Now, these coincidences are remarkable upon any theory. Here is our oldest human document—forty centuries old, and inwrought in its very texture, like the water-marks we sometimes see woven into paper, are these main lines of correspondence with the page 14 results of modern science. I ask evolutionists who are eager to break with the Bible to consider this phenomenon, and explain it if they can. These are not features such as an inventor would be likely to hit upon, nor are they in the shape in which myths would spontaneously grow. There they are in the story, and you cannot get them out. I venture to believe that the time will come when they will be regarded as conclusive evidence of the superhuman origin of the book that contains them.

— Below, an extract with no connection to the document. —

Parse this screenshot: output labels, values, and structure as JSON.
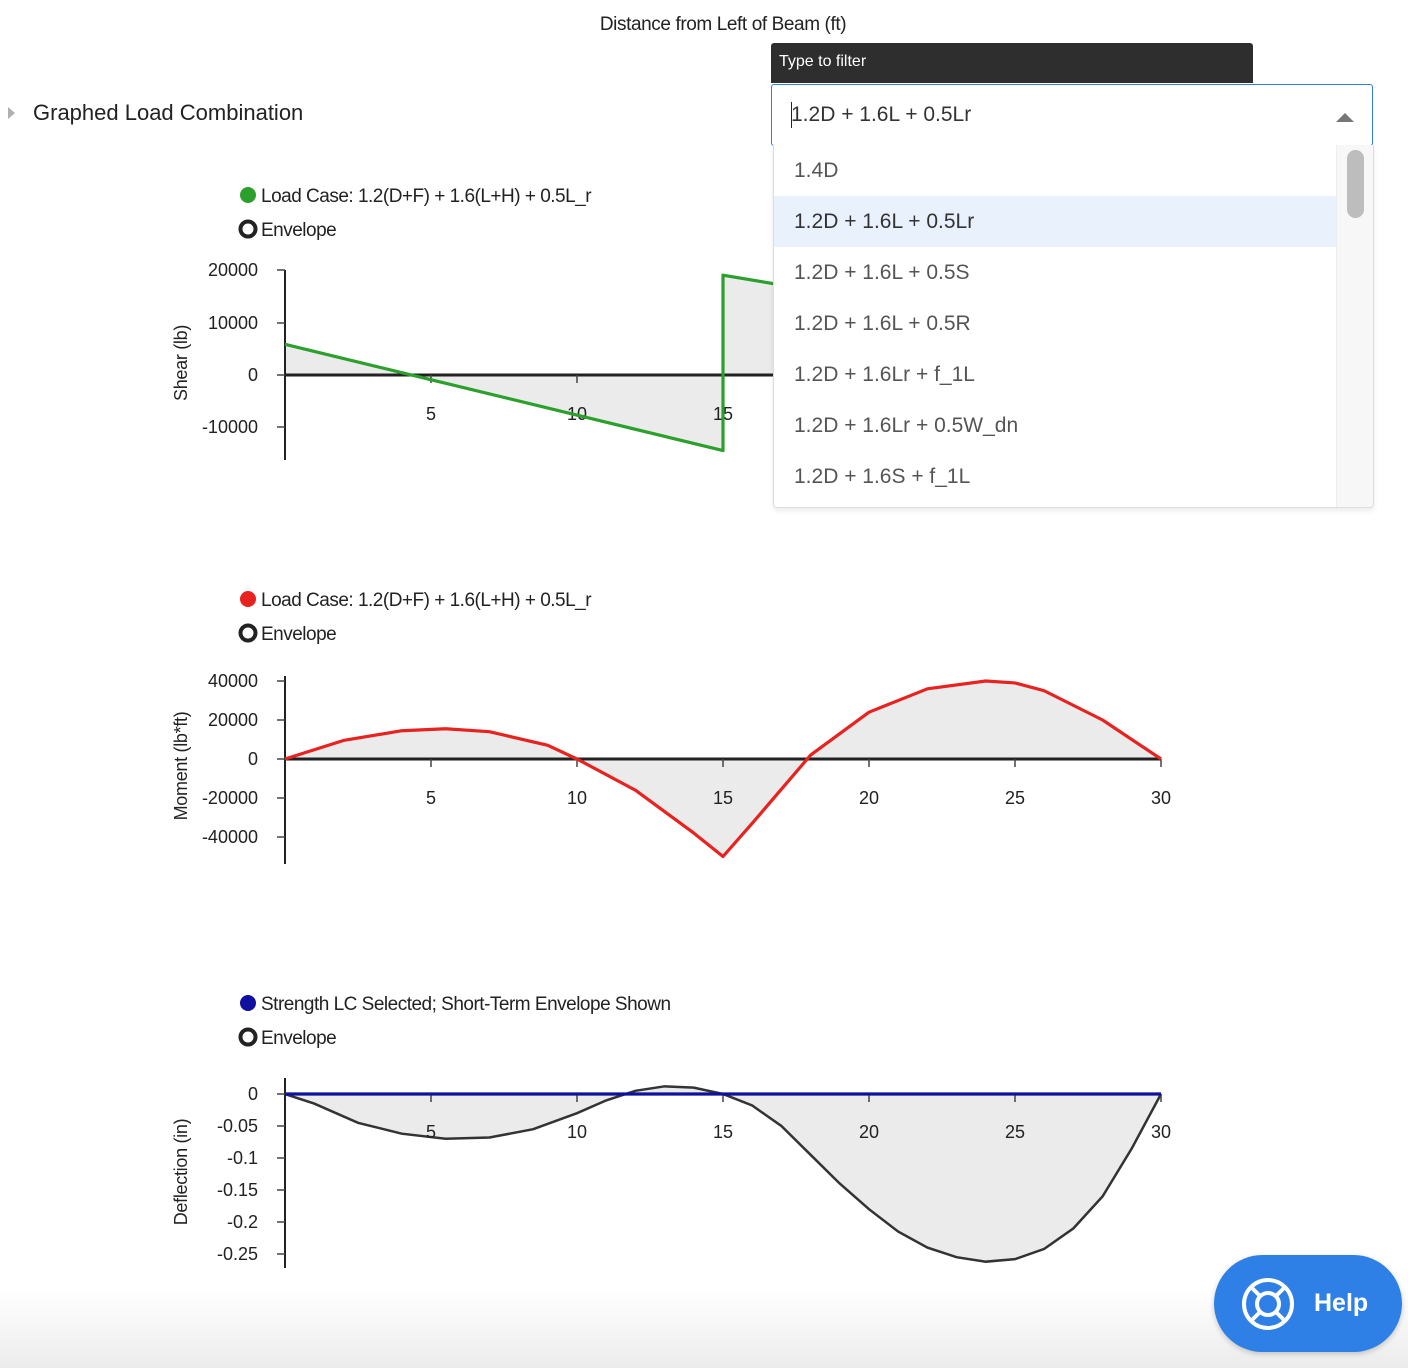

* "There is no kind of evidence that is so convincing, or is received with so great satisfaction, as that which, after long and doubtful search, is suddenly discovered to have all the while been on hand, incorporated, though unobserved, in the very subject-matter of inquiry. Thus, for example, a suit upon a note at hand had long been pending in one of the courts of our commonwealth, payment of which was resisted on the ground that it was and must be a forgery, no such note having ever been given. But the difficulty was in the trial to make out any conclusive evidence of what the defending party knew to be the truth. His counsel was, in fact, despairing utterly of success; but it happened that, just as he was about closing his plea, having the note in his hand, and bringing it up, in the motion of his hand, so that the light struck through, his eye caught the glimpse of a mark in the paper. He stopped, held it up deliberately to the light, and behold the name, in water-mark, of a company that had begun the manufacture of paper after the date of the instrument! Here was evidence, without going far to seek it—evidence enough to turn the plaintiff forthwith into a felon, and consign him, as it did, to a felon's punishment."—Nature and the Supernatural.